We have a cabin at a small lake in Minnesota, and one year I was caught out in the middle of the lake when a squall came up. It came up so fast I had no time to try to get back to shore.

All I could do was wait it out and hope the wind wouldn't tip the boat over. With the strong wind, came pouring rain. I was just glad it was not a very big lake, as I had no idea how far away I would end up.

After just a few minutes, the squall was over and I was on the other side of the lake. I was scared and soaking wet, but I was OK. Within a few more minutes the water was just as calm as could be and the sun was shining!

Post 4

@StarJo – Their appearance varies. Sometimes, funnel clouds do develop from squall lines, but not always.
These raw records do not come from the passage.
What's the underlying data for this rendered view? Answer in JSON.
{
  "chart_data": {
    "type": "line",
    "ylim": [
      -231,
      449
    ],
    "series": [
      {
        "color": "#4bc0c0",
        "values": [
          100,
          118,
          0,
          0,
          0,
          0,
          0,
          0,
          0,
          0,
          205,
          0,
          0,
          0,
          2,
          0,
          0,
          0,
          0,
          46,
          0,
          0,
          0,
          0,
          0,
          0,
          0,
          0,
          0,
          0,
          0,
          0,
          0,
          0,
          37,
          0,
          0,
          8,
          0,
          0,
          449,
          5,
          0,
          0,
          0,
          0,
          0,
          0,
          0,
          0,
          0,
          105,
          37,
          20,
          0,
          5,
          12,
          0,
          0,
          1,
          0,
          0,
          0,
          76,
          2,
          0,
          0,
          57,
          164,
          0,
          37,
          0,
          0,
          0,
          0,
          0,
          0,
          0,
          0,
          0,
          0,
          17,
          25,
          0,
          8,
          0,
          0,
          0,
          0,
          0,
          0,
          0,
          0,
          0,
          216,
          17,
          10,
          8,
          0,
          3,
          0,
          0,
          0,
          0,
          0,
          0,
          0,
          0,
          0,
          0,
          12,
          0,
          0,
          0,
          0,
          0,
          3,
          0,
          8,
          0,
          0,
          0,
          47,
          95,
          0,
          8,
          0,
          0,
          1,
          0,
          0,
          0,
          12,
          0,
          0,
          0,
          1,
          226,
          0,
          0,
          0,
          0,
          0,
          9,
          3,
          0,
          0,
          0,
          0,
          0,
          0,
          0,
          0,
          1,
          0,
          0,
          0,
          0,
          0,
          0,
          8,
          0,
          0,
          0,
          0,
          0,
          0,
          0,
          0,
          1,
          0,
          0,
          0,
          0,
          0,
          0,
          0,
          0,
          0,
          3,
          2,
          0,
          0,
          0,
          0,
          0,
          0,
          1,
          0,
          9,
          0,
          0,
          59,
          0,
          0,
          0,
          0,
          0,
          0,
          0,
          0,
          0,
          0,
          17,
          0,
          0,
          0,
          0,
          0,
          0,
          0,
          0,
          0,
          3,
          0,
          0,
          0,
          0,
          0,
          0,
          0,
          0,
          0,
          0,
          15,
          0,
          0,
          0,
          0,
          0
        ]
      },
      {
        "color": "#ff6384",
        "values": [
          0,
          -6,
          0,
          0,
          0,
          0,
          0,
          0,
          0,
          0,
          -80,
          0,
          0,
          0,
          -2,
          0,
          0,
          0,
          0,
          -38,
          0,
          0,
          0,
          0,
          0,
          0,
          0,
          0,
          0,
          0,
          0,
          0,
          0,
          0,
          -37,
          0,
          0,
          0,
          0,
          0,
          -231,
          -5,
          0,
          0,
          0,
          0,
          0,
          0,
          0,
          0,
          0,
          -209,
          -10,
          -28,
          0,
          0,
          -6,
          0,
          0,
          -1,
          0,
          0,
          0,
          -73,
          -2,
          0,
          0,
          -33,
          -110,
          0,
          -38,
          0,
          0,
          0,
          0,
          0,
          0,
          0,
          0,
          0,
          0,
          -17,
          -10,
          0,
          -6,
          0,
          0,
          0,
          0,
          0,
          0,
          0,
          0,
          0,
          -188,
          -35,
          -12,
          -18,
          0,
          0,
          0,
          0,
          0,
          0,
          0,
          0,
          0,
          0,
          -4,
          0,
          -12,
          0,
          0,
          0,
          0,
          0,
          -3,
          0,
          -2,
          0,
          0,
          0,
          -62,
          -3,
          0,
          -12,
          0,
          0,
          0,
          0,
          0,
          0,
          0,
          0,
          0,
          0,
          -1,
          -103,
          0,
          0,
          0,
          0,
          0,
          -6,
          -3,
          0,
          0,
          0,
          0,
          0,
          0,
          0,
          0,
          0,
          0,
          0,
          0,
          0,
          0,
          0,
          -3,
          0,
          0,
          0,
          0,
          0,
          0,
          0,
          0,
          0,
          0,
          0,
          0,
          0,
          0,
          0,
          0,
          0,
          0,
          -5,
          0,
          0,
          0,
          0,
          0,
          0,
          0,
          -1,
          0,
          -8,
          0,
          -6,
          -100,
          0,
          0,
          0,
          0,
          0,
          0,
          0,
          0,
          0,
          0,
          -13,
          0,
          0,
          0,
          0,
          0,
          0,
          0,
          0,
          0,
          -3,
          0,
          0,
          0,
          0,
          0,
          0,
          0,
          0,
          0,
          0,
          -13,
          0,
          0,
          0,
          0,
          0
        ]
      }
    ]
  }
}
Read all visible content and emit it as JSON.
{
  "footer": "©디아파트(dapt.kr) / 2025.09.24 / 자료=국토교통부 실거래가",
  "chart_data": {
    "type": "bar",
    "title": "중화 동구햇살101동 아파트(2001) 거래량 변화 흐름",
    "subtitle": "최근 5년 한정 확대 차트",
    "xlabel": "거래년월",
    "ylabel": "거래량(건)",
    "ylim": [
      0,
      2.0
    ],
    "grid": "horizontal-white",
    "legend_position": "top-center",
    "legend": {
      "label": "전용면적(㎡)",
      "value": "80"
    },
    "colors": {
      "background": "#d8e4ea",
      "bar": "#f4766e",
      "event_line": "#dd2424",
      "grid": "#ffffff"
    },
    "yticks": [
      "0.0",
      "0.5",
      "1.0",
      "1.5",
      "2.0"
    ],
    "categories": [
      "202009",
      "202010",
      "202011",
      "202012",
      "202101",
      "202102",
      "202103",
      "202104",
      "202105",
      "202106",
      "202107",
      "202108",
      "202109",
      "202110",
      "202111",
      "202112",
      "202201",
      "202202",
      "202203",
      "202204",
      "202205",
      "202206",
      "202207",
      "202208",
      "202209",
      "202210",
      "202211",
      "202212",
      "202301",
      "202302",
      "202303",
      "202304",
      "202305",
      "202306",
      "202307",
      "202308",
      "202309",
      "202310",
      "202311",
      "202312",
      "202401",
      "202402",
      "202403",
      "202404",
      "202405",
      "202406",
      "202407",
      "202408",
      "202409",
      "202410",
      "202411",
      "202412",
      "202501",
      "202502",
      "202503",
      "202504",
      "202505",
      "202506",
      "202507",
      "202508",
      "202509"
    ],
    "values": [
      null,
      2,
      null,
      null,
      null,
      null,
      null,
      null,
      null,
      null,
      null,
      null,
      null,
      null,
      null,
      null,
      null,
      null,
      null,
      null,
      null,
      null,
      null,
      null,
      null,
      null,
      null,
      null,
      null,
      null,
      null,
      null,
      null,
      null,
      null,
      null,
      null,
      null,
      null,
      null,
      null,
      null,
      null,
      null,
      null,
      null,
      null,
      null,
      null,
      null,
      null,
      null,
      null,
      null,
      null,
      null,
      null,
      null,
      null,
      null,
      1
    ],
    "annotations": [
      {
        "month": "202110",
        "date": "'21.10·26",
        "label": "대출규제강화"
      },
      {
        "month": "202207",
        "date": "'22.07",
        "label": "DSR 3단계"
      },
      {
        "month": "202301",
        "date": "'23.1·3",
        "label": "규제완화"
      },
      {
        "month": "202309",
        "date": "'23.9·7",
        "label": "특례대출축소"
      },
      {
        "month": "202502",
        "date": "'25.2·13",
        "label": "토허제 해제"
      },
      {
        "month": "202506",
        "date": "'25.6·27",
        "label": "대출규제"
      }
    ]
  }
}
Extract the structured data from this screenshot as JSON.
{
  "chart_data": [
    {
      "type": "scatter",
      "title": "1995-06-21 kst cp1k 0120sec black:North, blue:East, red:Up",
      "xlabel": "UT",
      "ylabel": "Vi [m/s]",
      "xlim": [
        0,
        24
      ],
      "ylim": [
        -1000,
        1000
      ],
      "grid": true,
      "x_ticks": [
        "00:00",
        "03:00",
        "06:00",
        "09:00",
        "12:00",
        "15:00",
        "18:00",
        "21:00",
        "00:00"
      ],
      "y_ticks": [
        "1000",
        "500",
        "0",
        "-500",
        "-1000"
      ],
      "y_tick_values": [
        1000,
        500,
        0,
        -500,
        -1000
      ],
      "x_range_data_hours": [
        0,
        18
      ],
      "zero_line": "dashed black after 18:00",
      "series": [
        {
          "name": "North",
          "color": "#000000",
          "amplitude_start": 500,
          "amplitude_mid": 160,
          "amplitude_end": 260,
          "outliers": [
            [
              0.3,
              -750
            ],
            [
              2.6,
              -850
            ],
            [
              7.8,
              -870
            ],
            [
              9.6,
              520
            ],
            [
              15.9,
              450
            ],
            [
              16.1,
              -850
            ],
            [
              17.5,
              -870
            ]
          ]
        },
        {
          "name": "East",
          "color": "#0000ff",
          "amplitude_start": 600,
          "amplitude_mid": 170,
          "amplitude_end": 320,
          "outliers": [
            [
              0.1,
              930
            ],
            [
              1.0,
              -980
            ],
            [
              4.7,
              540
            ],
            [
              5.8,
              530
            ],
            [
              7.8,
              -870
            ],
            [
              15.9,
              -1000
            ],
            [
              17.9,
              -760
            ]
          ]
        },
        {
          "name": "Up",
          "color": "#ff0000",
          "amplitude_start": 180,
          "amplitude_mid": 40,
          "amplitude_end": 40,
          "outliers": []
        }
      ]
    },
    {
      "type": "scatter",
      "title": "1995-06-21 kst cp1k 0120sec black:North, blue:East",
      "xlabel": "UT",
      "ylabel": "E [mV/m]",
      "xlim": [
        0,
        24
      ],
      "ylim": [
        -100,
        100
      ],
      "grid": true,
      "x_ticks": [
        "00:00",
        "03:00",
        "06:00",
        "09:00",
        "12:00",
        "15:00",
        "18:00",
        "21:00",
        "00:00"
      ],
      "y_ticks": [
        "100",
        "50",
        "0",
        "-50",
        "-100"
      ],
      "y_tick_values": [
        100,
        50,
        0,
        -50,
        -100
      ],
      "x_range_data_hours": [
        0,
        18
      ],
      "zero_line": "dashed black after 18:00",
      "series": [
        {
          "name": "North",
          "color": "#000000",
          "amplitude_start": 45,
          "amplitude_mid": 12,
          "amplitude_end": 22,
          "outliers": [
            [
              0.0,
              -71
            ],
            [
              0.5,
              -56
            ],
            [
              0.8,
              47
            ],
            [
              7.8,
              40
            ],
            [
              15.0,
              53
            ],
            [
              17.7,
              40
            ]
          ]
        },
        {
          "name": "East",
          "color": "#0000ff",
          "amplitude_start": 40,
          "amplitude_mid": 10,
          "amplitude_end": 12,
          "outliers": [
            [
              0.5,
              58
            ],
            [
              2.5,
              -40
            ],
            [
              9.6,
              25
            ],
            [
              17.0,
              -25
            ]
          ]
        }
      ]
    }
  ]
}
I have seen squall lines that looked like the edge of a giant flying saucer. The clouds were dark blue and gray, and they appeared very ominous. Let's just say that it made me seek shelter.

I often see squall lines while I'm vacationing at the ocean. A very dark blue line of clouds runs across the horizon over the water, and it hangs very low. I have seen waterspouts develop out of these, but they are far enough out on the water that they don't make it to land.

If I see one in the distance, I bring a squall jacket with me onto the beach. It is water resistant and blocks the wind very well, so I won't get hammered with sand and water while trying to make it back to my hotel if the squall does make landfall.

Post 3

What do squall line clouds look like? Do they resemble funnel clouds, or is it more of a straight line?

Post 2

I live in tornado alley, so I am very familiar with squalls. The most alarming thing about them is the sudden howling of the wind around the cracks in the windows.

They come from out of nowhere! There have been times when I have been indoors for awhile and I suddenly heard the most eerie and forceful wind whipping around the house.

More often than not, this is followed by hail. I see the white balls bouncing off the ground, and I get very nervous. These often precede tornadoes.

Of course, this isn't always the case with squalls. Even the ones that produce small hail don't necessarily produce a tornado every time. They are severe enough to warrant severe thunderstorm warnings, though.

Post 1

I was very surprised when my father-in-law told me that squalls can capsize boats on the Great Lakes. While he was in the service, he was out on a boat when a squall hit one of these lakes, and it flipped right over.

I never thought that wind could cause waves to become this large on a lake, but the Great Lakes are so deep and wide that they behave more like the ocean. Being out on one during a squall is extremely dangerous.